The air is instantly cooler, my heart beating hard, and my vision seems to black out. I’m lightheaded.
“Are you okay?” Lucy’s voice as I feel her hand on my arm.
“Yes.” Taking a deep breath, I step back from the oven.
“Do you need to sit down before I get you out of here?” she asks.
“I’m fine.” I take off the heavy Kevlar gloves while silently lecturing myself to control my emotions. “When I leave tomorrow I’ll bring the ashes with me. I’ll hold them safely at the office until we know what to do.”
“We’ll have them ready for you in the morning,” Tron promises.
Feel nothing.
Picking up my bags, I shoulder the straps as Lucy and I return to the stairwell, my thoughts racing and colliding, my attention fragmented. I don’t want to envision what’s happening inside the oven, and I’ve seen it before.
Feel nothing!
“I expect that his sister will want the ashes sent to Italy,” Lucy is saying as we begin climbing the four flights of stairs.
“The Giordano family has a mausoleum in Campo Verano,” I reply. “I saw it long ago, huge with Baroque marble sculptures near where the poet Shelley is buried. It’s hard to imagine Sal wanting anything so grand. And most of all, he didn’t get along with his parents worth a damn.”
“Why not? He was a Nobel laureate. They must have been proud.”
“They wanted him to take over the family business of managing their wealth,” I explain. “He wasn’t supposed to work for a living. What should I expect next?” I then ask her. “The evidence, for example.”

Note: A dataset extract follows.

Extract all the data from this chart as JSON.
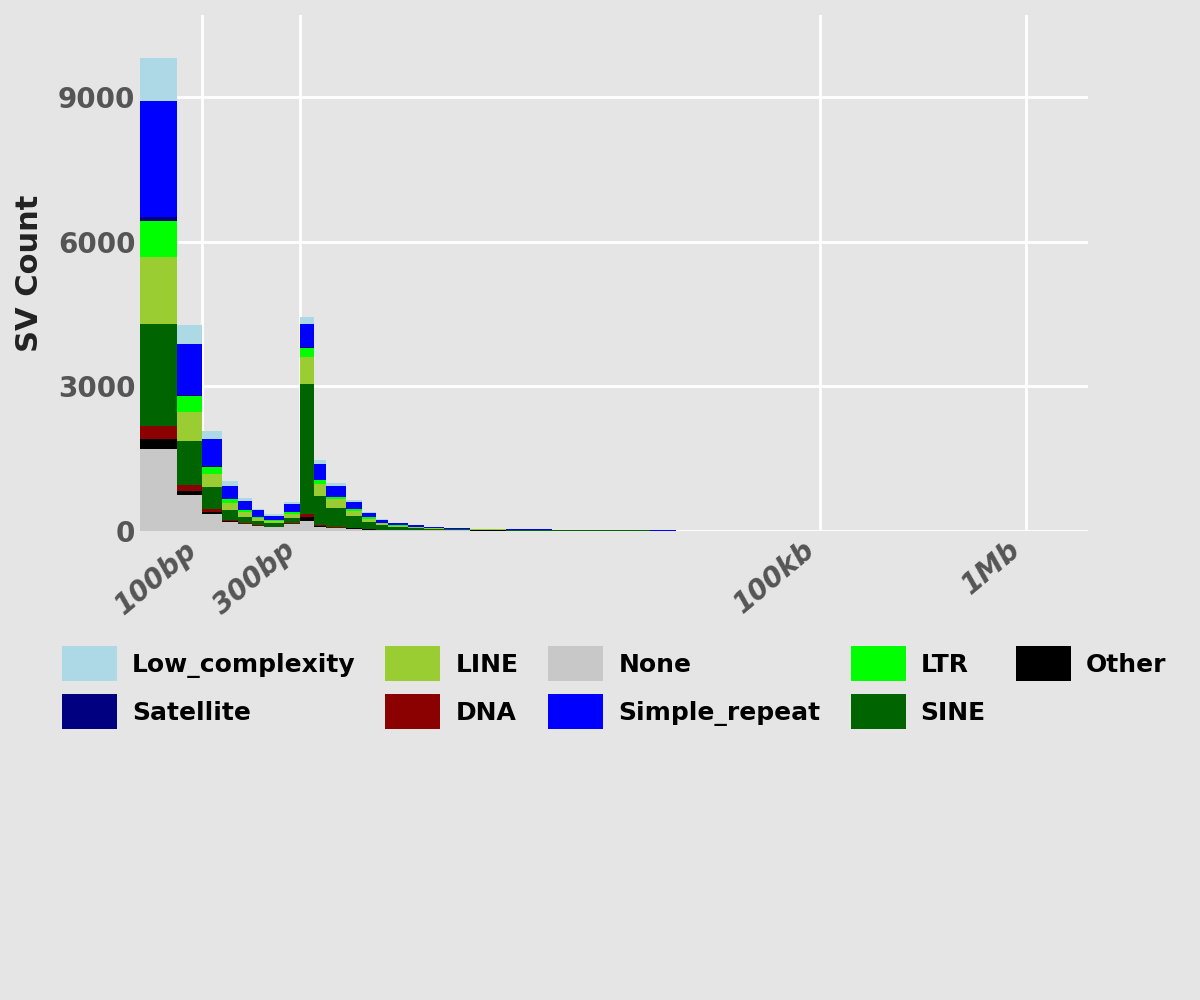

“We’ll get it to your labs and ours ASAP, and a forensic team will go over his truck,” she replies. “It was delivered a little while ago.”
“Delivered where?” I envision the vintage blue Chevy dangling and spinning from the long orange tether, trees thrashing under our feet.
“On the other side of the fence.” She’s saying that it’s at NASA Langley. “In hangar eleven-twelve near the gantry if you want to take a look in the morning before heading back to Alexandria.”
“Yes, I’ll want to see,” I reply as we continue to climb, my bags bumping against my thighs.